Corporate Knowledge: Some of the best deals are those never done
The trade deadline has past and the Spurs roster is set, unless an advantageous opportunity presents itself via late season buyout. It appears there were no deals that moved the needle in terms of the Spurs title hopes, and so no trades were made.
It would appear this is the roster going forward for at least the next two years. A lot of money comes off the books between Stephen Jackson and Manu Ginobili after the season, however most of that money will be spread out between Ginobili, Splitter, and perhaps one other rotation piece.
There was, of course, the big decision that never happened—The Spurs pursued free agent Jason Kidd coming off Tony Parker’s first championship. A move that would’ve likely ended in the loss of Parker or Ginobili.
A while back Trevor Zickgraf, of Project Spurs, played with a few trade possibilities from an alternate universe where the Spurs signed Kidd.
After acquiring Richard Jefferson, and Parker struggling through a bout of plantar fasciitis, there was some thought that the Spurs might try to acquire Amare Stoudemire, presumably for a package around Manu Ginobili.
The irony is that Stoudemire might be one of the few stars more injury prone than Ginobili, having struggled to maintain his health in New York under the extra weight of an added apostrophe to his name.
Coming off a first round loss to the eighth-seeded Memphis Grizzlies, with a quality young backup point guard in George Hill, the San Antonio Spurs were reported to have been pursuing deals involving Tony Parker for a top ten draft pick.
Tim Duncan for Greg Oden anyone? Anyone? No? This sentence was actually published in Sports Illustrated by Frank Hughes:
One source close to the team said general manager Kevin Pritchard was swayed toward Oden not only because of the Blazers’ needs but also because nearly every GM inquired about making a deal for the right to choose Oden, including San Antonio, which was said to be open to offering Tim Duncan. If rivals were considering trading cornerstone players for Oden, it’s hard to blame Pritchard for making that choice.

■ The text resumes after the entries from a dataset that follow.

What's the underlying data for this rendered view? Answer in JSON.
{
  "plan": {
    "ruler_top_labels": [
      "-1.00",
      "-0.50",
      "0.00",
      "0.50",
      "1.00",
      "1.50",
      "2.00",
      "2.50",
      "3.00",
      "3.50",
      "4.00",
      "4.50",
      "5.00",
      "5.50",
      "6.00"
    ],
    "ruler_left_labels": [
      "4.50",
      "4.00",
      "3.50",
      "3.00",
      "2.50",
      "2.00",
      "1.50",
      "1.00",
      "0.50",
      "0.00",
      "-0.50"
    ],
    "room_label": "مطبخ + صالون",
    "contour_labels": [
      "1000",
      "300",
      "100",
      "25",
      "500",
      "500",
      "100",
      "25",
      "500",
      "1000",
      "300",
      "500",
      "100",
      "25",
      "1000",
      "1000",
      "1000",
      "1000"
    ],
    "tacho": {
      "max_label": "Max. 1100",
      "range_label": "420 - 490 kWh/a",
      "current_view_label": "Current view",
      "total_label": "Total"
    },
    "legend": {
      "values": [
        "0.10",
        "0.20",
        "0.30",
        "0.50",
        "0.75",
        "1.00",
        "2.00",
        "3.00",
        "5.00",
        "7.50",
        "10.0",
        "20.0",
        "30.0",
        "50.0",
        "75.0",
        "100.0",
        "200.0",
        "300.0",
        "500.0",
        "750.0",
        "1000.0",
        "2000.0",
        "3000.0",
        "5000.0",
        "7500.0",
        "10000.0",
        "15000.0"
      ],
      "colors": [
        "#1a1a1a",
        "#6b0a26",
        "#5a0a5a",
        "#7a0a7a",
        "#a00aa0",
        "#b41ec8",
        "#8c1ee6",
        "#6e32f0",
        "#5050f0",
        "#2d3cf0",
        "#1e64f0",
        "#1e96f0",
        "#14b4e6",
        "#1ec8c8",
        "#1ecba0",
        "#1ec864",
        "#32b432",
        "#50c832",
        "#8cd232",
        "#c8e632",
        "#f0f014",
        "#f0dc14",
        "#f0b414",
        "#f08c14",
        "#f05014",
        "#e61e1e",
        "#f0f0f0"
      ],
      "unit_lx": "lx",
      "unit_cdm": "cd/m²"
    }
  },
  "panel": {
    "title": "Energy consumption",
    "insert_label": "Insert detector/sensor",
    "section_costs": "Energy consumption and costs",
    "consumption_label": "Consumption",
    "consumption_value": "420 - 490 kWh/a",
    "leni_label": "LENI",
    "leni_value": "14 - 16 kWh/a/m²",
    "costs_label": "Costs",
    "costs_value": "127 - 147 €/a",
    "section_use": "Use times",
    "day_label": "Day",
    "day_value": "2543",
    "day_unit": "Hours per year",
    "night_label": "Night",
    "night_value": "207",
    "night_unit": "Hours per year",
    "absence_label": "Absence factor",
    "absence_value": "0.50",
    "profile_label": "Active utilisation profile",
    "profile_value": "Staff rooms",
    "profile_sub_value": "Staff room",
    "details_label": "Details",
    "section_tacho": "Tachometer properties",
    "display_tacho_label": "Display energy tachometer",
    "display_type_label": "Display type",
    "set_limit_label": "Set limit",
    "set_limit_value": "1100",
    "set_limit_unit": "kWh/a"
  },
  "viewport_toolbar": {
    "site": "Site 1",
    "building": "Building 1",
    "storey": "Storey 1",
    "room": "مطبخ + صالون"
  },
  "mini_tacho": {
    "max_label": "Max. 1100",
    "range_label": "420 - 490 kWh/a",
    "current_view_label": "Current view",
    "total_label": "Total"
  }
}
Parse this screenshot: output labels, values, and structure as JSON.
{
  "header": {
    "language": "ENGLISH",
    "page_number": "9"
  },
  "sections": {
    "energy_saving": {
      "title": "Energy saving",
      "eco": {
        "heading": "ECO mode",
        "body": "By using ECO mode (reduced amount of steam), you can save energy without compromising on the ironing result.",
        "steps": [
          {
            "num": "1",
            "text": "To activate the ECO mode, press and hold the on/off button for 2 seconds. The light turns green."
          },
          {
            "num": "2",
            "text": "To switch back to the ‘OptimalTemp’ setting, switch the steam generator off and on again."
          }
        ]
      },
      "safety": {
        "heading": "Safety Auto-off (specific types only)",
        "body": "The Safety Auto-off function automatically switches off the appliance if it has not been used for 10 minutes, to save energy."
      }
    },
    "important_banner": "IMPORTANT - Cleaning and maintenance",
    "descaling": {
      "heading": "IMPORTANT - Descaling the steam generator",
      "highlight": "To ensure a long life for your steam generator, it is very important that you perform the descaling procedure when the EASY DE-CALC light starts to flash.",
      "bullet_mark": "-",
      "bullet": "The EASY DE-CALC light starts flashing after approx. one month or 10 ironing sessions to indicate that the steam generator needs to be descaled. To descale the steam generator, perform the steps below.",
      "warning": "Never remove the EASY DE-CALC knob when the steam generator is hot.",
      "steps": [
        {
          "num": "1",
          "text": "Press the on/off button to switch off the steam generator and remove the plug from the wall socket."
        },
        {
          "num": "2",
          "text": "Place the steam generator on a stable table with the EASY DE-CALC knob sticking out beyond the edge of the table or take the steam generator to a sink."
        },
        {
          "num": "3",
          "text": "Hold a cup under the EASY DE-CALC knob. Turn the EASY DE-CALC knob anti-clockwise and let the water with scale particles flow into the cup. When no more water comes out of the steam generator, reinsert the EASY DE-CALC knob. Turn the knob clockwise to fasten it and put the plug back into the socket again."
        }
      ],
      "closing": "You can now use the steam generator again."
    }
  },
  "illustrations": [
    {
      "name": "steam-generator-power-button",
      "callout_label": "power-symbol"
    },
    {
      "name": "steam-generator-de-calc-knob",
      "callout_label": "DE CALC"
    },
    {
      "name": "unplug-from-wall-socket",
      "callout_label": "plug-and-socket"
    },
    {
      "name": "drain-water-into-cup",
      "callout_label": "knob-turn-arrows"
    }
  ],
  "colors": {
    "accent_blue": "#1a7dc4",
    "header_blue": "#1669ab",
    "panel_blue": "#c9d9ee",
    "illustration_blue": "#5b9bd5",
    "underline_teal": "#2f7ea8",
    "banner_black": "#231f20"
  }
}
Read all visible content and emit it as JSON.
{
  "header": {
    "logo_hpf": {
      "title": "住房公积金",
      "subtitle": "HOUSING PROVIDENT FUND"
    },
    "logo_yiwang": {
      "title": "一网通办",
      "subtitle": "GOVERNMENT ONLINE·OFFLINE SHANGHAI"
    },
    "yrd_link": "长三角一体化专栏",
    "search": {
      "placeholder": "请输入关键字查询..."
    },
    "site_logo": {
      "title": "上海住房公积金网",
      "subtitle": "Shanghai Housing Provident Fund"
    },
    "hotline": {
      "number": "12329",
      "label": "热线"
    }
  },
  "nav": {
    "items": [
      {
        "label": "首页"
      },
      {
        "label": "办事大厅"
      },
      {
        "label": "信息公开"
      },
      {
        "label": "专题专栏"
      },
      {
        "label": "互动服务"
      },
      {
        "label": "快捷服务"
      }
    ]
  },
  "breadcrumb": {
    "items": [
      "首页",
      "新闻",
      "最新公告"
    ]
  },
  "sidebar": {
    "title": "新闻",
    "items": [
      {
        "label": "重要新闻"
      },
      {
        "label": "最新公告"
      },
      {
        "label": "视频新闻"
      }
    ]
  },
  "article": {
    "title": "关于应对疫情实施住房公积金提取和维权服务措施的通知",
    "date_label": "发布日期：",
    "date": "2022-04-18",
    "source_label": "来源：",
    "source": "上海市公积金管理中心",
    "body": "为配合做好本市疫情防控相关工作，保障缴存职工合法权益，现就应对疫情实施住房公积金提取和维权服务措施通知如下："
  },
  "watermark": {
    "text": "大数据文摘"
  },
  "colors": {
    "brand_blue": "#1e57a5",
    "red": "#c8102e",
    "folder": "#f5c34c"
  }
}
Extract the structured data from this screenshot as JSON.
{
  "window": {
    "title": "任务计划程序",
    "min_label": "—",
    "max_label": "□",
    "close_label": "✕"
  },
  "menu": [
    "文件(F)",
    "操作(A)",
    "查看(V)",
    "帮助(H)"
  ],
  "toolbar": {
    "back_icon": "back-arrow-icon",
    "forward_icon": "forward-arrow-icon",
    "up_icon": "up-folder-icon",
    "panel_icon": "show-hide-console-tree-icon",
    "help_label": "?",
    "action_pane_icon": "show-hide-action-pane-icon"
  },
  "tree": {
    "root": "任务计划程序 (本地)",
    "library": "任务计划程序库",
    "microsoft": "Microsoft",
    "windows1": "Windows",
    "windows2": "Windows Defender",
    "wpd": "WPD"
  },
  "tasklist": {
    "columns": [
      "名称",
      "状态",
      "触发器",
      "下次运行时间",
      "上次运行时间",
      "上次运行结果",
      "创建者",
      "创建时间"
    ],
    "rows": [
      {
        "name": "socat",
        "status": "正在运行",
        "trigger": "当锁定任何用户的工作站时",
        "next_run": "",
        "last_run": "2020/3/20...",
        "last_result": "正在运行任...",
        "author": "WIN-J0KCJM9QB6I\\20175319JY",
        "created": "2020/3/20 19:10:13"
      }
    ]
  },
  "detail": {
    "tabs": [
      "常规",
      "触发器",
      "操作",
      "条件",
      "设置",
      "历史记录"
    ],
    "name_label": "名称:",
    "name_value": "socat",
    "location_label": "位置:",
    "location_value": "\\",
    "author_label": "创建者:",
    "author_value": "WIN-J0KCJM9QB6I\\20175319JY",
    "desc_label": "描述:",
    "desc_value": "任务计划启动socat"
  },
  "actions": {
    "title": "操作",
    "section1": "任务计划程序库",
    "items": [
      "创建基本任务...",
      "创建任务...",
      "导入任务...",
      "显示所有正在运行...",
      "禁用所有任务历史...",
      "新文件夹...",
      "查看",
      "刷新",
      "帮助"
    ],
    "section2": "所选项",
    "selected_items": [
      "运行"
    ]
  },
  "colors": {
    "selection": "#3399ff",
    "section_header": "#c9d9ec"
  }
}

According to Yahoo! Sports’ Adrian Wojnarowski:
The San Antonio Spurs are engaged in discussions about trading point guard Tony Parker to secure a high pick in Thursday’s draft, league sources told Yahoo! Sports.
The Spurs have talked to teams in the lottery, including the Toronto Raptors and Sacramento Kings, who hold the fifth and seventh picks, respectively. The Kings are determined to get a frontline point guard, and have also talked with the Denver Nuggets about Raymond Felton.
It’s unclear who the Spurs would prefer to take if they acquired a high lottery pick.
If the Spurs were to trade Parker, George Hill could become their starting point guard. League sources said Hill also has drawn trade interest from teams willing to give the Spurs a pick near the back end of the lottery.
It turns out the Spurs were attaching Richard Jefferson to any potential Parker deal. That of course was a non-starter for most teams and the small tidbit at the end of the report regarding Hill proved true, with the Spurs sending Hill to Indiana for Kawhi Leonard.
My thoughts on swapping Hill instead of Parker at the time:
But just as Popovich once said “these playoffs aren’t for George Hill,” this NBA Draft was not for Tony Parker. The value past the top five was too diminished to consider trading their star point guard, considering that the no. 1 overall pick, Kyrie Irving, might be a better all around player than Parker himself, but in no way is a safe projection to excel as Parker has.
There are more thoughts on the Hill-Leonard swap in the post, but I think most fans can agree keeping Parker was the better move.
Parker was once rumored to be going to the Knicks, which gained steam if only because every All-Star that has ever stepped foot in New York has been rumored to want to play for the Knicks despite, until recently, so few actually going to play for the Knicks.